World Toilet Day: Dr James Balfour Kirk's guide to excretion in the tropics


To celebrate World Toilet Day we thought it would be appropriate to quickly highlight one of our archival manuscripts on sanitary care in the tropics. Written by Dr James Balfour-Kirk to his godson who was travelling through the tropics with his family in 1925, Kirk provides a candid point by point guide to surviving in the tropics including chapters on personal hygiene, keeping cool, rest and disease and the disposal of excreta. It is the latter that it seems appropriate to dwell on with Balfour-Kirk describing the ‘Filth Diseases’ such as ‘Cholera, the dysenteries and typhoid fever, [as] preventable diseases, yet they are the cause of enormous loss of life in the tropics’. He elaborates by adopting a military analogy to describe the course of typhoid: how it lurks in silence in the tissues before composing itself for a final assault leading to a ‘Battle Royal’ that leaves the victim physically prostrate and persists for several weeks followed by a long period of convalescence, or the 'post-war reconstruction period', which Balfour-Kirk describes as a “bloody waste of time”.
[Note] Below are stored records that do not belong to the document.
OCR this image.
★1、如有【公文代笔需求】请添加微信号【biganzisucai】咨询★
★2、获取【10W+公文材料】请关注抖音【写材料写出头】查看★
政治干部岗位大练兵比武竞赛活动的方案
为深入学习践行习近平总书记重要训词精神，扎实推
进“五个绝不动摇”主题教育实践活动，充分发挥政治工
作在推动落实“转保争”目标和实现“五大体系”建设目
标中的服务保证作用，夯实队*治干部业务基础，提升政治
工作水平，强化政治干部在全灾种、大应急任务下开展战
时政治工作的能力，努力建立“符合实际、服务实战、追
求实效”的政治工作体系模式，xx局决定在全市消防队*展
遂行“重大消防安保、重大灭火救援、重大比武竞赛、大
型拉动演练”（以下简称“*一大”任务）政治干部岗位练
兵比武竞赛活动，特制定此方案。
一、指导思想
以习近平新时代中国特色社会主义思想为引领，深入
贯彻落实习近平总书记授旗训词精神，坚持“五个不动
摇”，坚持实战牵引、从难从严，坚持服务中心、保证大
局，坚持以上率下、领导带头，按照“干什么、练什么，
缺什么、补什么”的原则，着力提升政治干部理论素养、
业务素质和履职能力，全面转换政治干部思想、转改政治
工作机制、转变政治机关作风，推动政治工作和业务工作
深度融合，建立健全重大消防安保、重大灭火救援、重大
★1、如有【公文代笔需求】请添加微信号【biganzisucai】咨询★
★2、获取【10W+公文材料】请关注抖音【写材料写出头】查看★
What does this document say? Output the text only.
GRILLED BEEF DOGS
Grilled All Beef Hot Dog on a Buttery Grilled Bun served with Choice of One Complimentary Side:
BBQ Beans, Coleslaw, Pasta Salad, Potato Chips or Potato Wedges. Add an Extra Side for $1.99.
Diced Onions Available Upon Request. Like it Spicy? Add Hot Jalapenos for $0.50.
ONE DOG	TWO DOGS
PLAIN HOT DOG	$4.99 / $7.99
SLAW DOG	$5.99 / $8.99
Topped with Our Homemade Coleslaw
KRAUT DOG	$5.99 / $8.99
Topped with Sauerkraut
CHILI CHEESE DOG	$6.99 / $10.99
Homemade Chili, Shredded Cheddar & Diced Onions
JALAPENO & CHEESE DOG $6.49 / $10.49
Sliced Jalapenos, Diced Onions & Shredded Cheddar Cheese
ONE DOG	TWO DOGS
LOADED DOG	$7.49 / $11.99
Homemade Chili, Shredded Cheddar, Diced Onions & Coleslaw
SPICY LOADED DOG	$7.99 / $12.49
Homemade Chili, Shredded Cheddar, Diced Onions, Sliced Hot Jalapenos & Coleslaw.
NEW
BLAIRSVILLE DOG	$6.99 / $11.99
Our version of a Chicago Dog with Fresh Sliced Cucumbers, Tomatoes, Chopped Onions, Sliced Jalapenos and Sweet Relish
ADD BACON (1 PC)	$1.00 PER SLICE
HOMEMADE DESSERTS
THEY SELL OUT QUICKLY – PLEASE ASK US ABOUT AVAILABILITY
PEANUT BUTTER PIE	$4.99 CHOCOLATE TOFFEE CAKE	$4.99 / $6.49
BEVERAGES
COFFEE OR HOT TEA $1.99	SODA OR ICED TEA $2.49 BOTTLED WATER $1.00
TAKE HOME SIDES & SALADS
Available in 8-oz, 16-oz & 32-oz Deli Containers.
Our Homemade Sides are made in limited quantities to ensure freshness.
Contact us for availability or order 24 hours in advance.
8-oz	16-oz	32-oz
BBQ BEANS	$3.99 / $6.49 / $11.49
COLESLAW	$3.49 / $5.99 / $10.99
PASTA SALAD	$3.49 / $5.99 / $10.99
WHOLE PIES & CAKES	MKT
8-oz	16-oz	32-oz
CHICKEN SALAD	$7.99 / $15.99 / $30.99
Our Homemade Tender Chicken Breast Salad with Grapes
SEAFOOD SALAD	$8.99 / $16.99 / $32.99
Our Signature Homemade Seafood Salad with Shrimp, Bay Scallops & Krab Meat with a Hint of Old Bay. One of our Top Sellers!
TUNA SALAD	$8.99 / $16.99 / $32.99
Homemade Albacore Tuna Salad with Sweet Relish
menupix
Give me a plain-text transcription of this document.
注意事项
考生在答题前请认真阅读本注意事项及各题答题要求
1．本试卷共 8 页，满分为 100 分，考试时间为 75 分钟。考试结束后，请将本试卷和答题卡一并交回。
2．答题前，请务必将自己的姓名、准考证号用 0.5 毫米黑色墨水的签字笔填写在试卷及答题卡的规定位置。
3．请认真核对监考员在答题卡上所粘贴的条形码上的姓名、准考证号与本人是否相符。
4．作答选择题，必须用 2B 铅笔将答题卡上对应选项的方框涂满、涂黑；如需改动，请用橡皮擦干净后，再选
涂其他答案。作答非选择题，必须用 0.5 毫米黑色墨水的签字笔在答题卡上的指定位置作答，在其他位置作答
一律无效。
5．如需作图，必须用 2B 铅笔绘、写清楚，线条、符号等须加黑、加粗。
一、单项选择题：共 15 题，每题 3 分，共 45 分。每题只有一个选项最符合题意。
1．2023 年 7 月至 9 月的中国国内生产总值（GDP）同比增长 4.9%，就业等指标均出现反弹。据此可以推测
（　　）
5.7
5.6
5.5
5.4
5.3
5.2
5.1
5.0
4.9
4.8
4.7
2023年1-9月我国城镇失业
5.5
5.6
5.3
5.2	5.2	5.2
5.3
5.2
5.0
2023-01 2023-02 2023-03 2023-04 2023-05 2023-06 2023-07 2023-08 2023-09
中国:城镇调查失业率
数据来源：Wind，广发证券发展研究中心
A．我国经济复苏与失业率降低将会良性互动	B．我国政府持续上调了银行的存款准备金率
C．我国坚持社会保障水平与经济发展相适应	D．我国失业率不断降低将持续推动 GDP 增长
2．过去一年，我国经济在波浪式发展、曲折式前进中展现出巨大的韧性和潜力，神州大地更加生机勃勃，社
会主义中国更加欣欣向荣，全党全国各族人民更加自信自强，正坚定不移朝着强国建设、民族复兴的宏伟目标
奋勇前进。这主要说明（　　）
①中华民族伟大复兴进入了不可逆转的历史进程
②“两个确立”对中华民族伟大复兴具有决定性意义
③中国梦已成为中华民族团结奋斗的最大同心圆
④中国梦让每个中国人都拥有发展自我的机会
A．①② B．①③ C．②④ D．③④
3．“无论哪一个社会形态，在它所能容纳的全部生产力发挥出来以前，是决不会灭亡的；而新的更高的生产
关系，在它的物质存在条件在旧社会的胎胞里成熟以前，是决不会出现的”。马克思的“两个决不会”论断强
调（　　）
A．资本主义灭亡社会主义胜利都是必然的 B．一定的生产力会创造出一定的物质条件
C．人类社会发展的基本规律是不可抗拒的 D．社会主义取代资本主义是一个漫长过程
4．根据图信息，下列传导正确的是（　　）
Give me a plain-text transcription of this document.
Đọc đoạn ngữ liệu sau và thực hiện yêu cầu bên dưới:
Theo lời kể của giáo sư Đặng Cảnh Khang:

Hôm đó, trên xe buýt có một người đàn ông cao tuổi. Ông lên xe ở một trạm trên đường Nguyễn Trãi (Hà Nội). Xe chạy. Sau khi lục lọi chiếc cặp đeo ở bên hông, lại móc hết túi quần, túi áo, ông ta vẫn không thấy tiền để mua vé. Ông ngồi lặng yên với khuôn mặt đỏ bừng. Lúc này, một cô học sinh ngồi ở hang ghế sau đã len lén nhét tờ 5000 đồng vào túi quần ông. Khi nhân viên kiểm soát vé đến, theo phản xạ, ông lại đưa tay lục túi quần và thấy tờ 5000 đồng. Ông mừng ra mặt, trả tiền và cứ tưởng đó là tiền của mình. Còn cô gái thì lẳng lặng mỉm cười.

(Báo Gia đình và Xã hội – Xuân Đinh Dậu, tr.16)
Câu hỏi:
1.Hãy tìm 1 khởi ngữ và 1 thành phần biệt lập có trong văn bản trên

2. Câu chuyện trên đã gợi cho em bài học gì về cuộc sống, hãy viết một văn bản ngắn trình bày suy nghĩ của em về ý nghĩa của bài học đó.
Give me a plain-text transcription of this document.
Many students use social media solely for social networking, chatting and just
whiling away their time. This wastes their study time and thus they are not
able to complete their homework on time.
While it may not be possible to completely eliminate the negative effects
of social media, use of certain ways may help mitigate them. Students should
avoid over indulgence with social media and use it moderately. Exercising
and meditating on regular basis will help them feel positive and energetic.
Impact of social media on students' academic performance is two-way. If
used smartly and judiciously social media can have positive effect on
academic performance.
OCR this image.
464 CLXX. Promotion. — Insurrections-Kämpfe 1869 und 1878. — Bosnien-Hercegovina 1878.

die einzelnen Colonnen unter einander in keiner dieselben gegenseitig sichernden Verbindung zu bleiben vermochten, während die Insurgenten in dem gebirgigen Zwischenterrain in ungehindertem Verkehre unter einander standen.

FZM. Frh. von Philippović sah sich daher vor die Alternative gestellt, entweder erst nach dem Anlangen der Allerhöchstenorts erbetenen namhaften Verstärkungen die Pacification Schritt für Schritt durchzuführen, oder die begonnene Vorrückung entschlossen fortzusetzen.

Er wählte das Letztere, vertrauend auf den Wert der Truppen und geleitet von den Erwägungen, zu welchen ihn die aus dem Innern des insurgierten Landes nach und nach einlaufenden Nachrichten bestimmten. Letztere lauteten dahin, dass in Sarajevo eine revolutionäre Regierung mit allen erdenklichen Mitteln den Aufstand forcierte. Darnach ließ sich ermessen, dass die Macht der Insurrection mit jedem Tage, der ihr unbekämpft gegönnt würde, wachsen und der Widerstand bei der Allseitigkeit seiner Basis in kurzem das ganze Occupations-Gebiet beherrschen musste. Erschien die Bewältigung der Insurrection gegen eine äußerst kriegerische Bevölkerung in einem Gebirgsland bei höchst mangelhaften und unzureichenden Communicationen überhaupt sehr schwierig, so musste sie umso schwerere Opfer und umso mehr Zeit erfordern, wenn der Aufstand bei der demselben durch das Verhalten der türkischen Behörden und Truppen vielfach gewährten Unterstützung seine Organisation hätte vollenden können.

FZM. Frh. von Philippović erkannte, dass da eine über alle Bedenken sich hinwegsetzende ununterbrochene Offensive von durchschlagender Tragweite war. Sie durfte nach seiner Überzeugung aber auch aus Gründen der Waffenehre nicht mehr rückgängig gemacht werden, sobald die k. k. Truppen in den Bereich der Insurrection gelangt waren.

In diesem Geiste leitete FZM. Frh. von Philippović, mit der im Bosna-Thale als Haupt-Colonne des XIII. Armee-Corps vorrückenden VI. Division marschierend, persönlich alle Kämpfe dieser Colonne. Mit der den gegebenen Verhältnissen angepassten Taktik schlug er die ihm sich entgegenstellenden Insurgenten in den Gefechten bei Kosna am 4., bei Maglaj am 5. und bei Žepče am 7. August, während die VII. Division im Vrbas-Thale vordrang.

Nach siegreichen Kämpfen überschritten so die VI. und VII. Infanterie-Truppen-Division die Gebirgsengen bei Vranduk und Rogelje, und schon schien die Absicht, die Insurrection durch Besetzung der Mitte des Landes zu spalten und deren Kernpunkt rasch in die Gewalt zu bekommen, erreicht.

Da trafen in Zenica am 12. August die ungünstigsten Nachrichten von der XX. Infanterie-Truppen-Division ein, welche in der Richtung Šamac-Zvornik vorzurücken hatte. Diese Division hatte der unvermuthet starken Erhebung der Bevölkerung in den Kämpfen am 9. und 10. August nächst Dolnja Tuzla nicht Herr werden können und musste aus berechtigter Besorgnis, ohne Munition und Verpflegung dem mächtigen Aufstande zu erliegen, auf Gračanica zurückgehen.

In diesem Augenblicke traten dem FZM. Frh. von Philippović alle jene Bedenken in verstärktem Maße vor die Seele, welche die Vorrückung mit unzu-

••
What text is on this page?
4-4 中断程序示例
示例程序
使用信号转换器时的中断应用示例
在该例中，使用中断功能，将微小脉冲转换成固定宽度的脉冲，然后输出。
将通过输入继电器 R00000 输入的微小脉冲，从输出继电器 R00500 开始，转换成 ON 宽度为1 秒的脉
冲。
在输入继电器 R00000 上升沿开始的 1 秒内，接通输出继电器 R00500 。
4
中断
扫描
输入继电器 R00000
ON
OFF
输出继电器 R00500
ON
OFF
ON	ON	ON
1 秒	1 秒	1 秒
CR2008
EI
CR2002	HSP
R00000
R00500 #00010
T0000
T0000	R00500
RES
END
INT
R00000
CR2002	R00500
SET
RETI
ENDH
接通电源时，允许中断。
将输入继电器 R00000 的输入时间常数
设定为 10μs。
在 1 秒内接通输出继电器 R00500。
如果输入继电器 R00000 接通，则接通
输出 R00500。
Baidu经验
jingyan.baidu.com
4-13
He apologetically explains that filth diseases can only be contracted by eating and drinking “infected excrement within a comparatively short time after it has been voided by a patient or a carrier of the disease”. He admonishes himself for the “brutally crude” way of expressing himself before outlying the universal soil pollution that persists in the tropics where human excrement is used for fertilizer and water supplies are easily contaminated and everything is exacerbated by domestic flies (they have their own chapter).




The only solution is to boil all water to be used and cook all your food thoroughly. He adds finally that you shouldn't forget to boil your ‘tooth water’ e.g. water for brushing your teeth. Make sure the house boy is not the "lazy type" and provides clean water by testing him, by adding a few drops of eau-de-Cologne in the toilet water jug in the morning and seeing if it smells of cologne in the evening. If it doesn't, Balfour-Kerr suggests you may “have up” the “house-boy as the occasion and the custom of the country permits’.


Whilst, the manuscript is very much a product of the colonial era, the persistence of water-borne infections and the importance of functioning latrines is still as relevant today as it was then.